Whether a voter expresses disdain by jotting a comment or writing in Mickey Mouse, “all it does is slow us down,” Dalton said.

She thinks the problem might be reduced by counting write-in votes only for candidates who file a declaration 20 days before the election. That would require a change in state law.

“We need to review all of the laws concerning write-ins because this is taking a considerable amount of time,” Dalton said.

She believes the Legislature also could help with the biggest bottleneck of all: verifying signatures on ballot envelopes.

Available technology could automate a time-consuming process in which teams use scanned images to compare ballot-envelope signatures with those on voter registration cards.

Dalton said her staff can verify only 15,000 to 20,000 signatures a day, and about half of the ballots cast in any election arrive in the last three days.

Spokane County can’t begin counting votes until the day of the election because its tabulation machines require results to be recorded daily. State law allows no early tabulation if election officials can see the preliminary totals.

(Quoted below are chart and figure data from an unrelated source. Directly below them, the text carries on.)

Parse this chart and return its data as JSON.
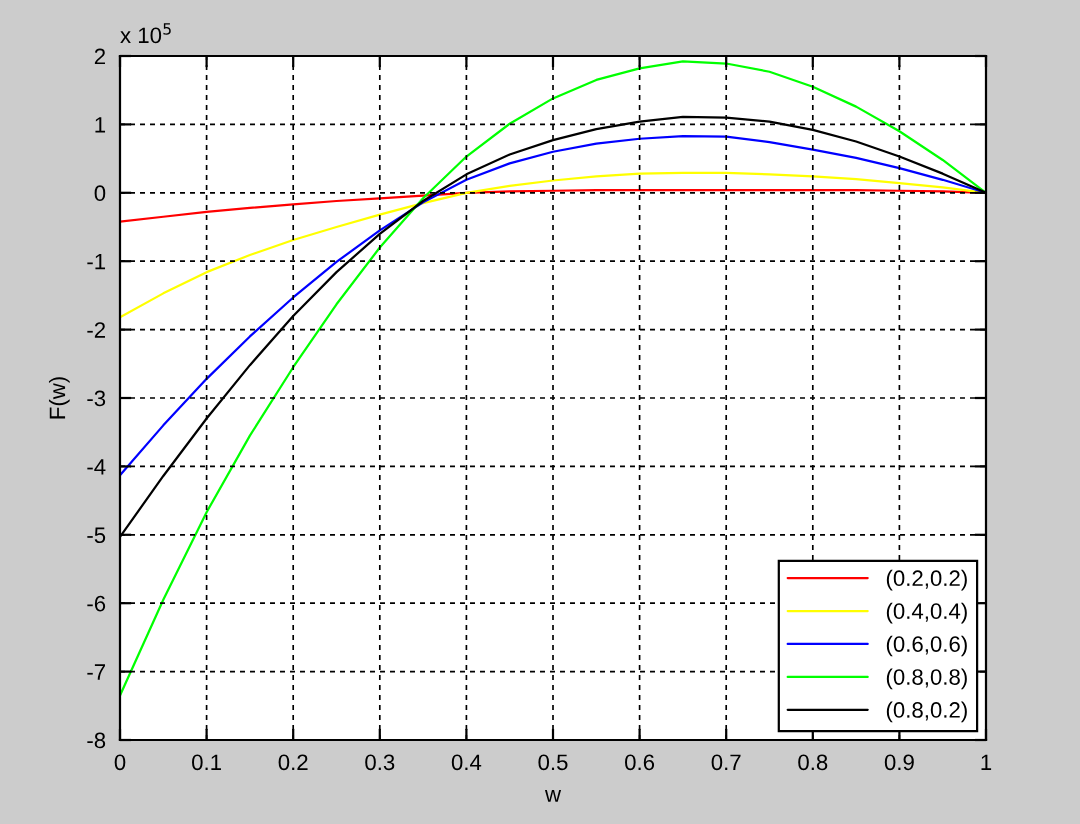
{
  "chart_data": {
    "type": "line",
    "xlabel": "w",
    "ylabel": "F(w)",
    "annotations": [
      "x 10$^{5}$"
    ],
    "x": [
      0,
      0.05,
      0.1,
      0.15,
      0.2,
      0.25,
      0.3,
      0.35,
      0.4,
      0.45,
      0.5,
      0.55,
      0.6,
      0.65,
      0.7,
      0.75,
      0.8,
      0.85,
      0.9,
      0.95,
      1
    ],
    "series": [
      {
        "name": "(0.2,0.2)",
        "color": "#ff0000",
        "values": [
          -0.42,
          -0.35,
          -0.28,
          -0.22,
          -0.17,
          -0.12,
          -0.08,
          -0.04,
          0.0,
          0.02,
          0.03,
          0.04,
          0.04,
          0.04,
          0.04,
          0.04,
          0.04,
          0.04,
          0.03,
          0.02,
          0
        ]
      },
      {
        "name": "(0.4,0.4)",
        "color": "#ffff00",
        "values": [
          -1.82,
          -1.47,
          -1.16,
          -0.91,
          -0.69,
          -0.5,
          -0.32,
          -0.15,
          0.0,
          0.1,
          0.18,
          0.24,
          0.28,
          0.29,
          0.29,
          0.27,
          0.24,
          0.2,
          0.14,
          0.08,
          0
        ]
      },
      {
        "name": "(0.6,0.6)",
        "color": "#0000ff",
        "values": [
          -4.13,
          -3.4,
          -2.72,
          -2.1,
          -1.53,
          -1.01,
          -0.55,
          -0.14,
          0.19,
          0.43,
          0.6,
          0.72,
          0.79,
          0.83,
          0.82,
          0.74,
          0.63,
          0.51,
          0.36,
          0.19,
          0
        ]
      },
      {
        "name": "(0.8,0.8)",
        "color": "#00ff00",
        "values": [
          -7.35,
          -5.95,
          -4.67,
          -3.55,
          -2.55,
          -1.63,
          -0.8,
          -0.08,
          0.53,
          1.01,
          1.38,
          1.65,
          1.82,
          1.92,
          1.89,
          1.77,
          1.55,
          1.26,
          0.9,
          0.48,
          0
        ]
      },
      {
        "name": "(0.8,0.2)",
        "color": "#000000",
        "values": [
          -5.03,
          -4.14,
          -3.3,
          -2.52,
          -1.8,
          -1.16,
          -0.6,
          -0.12,
          0.27,
          0.56,
          0.77,
          0.93,
          1.04,
          1.11,
          1.1,
          1.04,
          0.92,
          0.75,
          0.53,
          0.28,
          0
        ]
      }
    ],
    "xlim": [
      0,
      1
    ],
    "xticks": [
      0,
      0.1,
      0.2,
      0.3,
      0.4,
      0.5,
      0.6,
      0.7,
      0.8,
      0.9,
      1
    ],
    "ylim": [
      -8,
      2
    ],
    "yticks": [
      -8,
      -7,
      -6,
      -5,
      -4,
      -3,
      -2,
      -1,
      0,
      1,
      2
    ],
    "grid": true,
    "legend": "bottom right",
    "marker": "none",
    "line_style": "solid"
  }
}
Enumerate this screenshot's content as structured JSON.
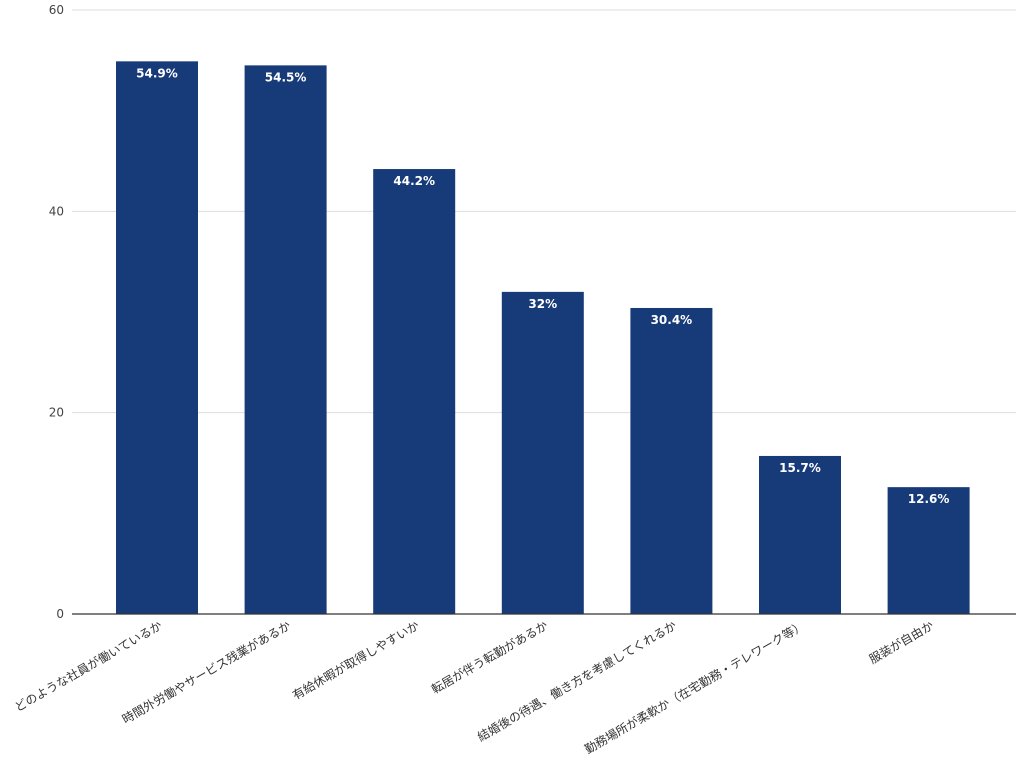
{
  "chart_data": {
    "type": "bar",
    "title": "",
    "xlabel": "",
    "ylabel": "",
    "ylim": [
      0,
      60
    ],
    "yticks": [
      0,
      20,
      40,
      60
    ],
    "grid": true,
    "bar_color": "#173a78",
    "categories": [
      "どのような社員が働いているか",
      "時間外労働やサービス残業があるか",
      "有給休暇が取得しやすいか",
      "転居が伴う転勤があるか",
      "結婚後の待遇、働き方を考慮してくれるか",
      "勤務場所が柔軟か（在宅勤務・テレワーク等）",
      "服装が自由か"
    ],
    "values": [
      54.9,
      54.5,
      44.2,
      32,
      30.4,
      15.7,
      12.6
    ],
    "data_labels": [
      "54.9%",
      "54.5%",
      "44.2%",
      "32%",
      "30.4%",
      "15.7%",
      "12.6%"
    ]
  }
}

More sophisticated tabulating machines – in use by some of the state’s larger counties – can process ballots early because they don’t prepare any totals until Election Day.

King County Elections Office spokeswoman Kim Van Ekstrom said the county’s 16 tabulators have been able to process ballots within a day and a half of their arrival.

Electronic correction of problem ballots speeds up the work in King County. Although some hand duplication is still necessary, many ballot problems can be corrected in scanned images without creating a new paper ballot.

Signature verification remains a bottleneck throughout the state, though.

Dalton said signature-checking software used by banks could do about 80 percent of the work automatically if elections offices had enough signature samples.

“That would probably be the single most effective improvement to speed up tabulation of the ballots,” Dalton said.

Workers would have to check only the rejected signatures and a random sample of the accepted ones.

Dalton said the problem is that signature-checking software would need five to 15 samples from each voter, and state law limits election offices to signatures on voter registration cards. Some of those are decades old and cluttered with extraneous marks.

The easiest solution, Dalton believes, would be to allow election offices to collect ballot-envelope signatures after election workers verify them. For most voters, she estimates it would take two to three years to get the minimum number of signatures needed.

Dalton said she plans to seek enabling legislation in the four-year term to which she was just re-elected.

Another piece of legislation that might help is Secretary of State Sam Reed’s suggestion to require ballots to be returned by Election Day.

But Dalton said that “really doesn’t make a hill of beans of difference” if ballots aren’t processed faster once they are received.

Less processing is another possibility. Some states don’t have as much sympathy for voters who fail to follow instructions.

“I think it’s a discussion that needs to happen,” Dalton said. “Are we going too far in trying to salvage every mark on a ballot?”

Dalton favors an abundance of caution to avoid having an outcome turned around by a recount.

However, she said, “There are not many states that go to the extent that we do.”